Je préfère dire que je me considère comme peintre public puisque je tourne mon travail vers lui. J’essaie de parler aux gens qui vont passer devant même s’il ne s’agit pas forcément d’un message cela doit interpeller.

Seth peingant devant les murs de les salles de vente Drouot © Marie-Ange Baudin
Seth peingant devant les murs de les salles de vente Drouot © Marie-Ange Baudin

Vous venez de dire que vous aimiez interpeller, est-ce dans ce but que vous participez également à l’émission Les nouveaux explorateurs de Canal+, que vous écrivez des livres ?

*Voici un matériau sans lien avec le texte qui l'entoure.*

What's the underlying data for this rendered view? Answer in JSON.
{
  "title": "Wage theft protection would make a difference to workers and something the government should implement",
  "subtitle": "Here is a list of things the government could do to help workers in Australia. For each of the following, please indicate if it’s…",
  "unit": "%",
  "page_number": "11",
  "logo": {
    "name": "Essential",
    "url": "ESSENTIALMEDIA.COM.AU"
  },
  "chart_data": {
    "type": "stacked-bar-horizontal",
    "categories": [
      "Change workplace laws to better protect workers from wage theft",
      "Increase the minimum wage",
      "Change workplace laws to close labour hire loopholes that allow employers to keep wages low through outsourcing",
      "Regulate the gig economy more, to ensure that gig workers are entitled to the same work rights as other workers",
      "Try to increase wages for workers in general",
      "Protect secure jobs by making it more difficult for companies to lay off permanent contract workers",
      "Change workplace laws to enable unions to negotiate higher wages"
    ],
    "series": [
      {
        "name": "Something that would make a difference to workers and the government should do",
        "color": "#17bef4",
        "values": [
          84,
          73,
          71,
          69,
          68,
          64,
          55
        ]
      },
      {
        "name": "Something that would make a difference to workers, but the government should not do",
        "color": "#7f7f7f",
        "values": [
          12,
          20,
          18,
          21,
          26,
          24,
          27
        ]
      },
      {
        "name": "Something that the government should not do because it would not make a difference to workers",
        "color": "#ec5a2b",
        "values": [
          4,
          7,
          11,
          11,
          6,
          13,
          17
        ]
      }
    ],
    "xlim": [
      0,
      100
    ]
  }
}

J’ai commencé par publier une livre de voyages autour du graffiti puis des producteurs m’ont contacté pour intégrer l’émission. Leur concept m’a plu et j’avais envie d’aider le public à comprendre le sens de toutes ces peintures que l’on voit dans la rue. D’ailleurs, avec les livres on cristallise cet art éphémère et ainsi une continuité se forme dans l’esprit des gens : ils ont l’impression d’avoir un livre d’art « normal ». En suite avec mes carnets de voyage, j’ai pu partager mes expériences. Le livre est un très bon médium pour ça : il permet d’écrire, de mettre des photos de l’environnement autre que la pièce elle-même. Avec la vidéo, on touche un public encore plus large.

Nous voici à la fin de notre interview, alors nous allons passer aux questions Urban Art Paris, qu’elle est votre rêve ?

J’ai beaucoup de rêves donc je ne saurais pas lequel choisir. Je dirais de pouvoir continuer à peindre, à voyager, à rencontrer et à partager mon travail.

Quel est votre artiste préféré ?

Je n’en sais rien, j’en aime tellement. J’adore d’ailleurs les rencontrer et travailler avec eux. Le travail collectif permet de m’être son ego de côté et d’apprendre toujours de nouvelles choses.

Si vous deviez être un objet…

Un bout de charbon de bois ou fusain, c’est avec ça que je trace mes personnages sur les mur avant de les peindre. C’est un matériel simple, qu’on trouve partout, avec qui tout le monde peut dessiner et qui garde une certaine noblesse.

Et enfin quels conseils donneriez-vous à de jeunes créateurs ?

Je n’en donnerai qu’un : être vrai dans son travail. Etre honnête envers soi-même et  c’est comme ça qu’on peut finalement toucher les autres.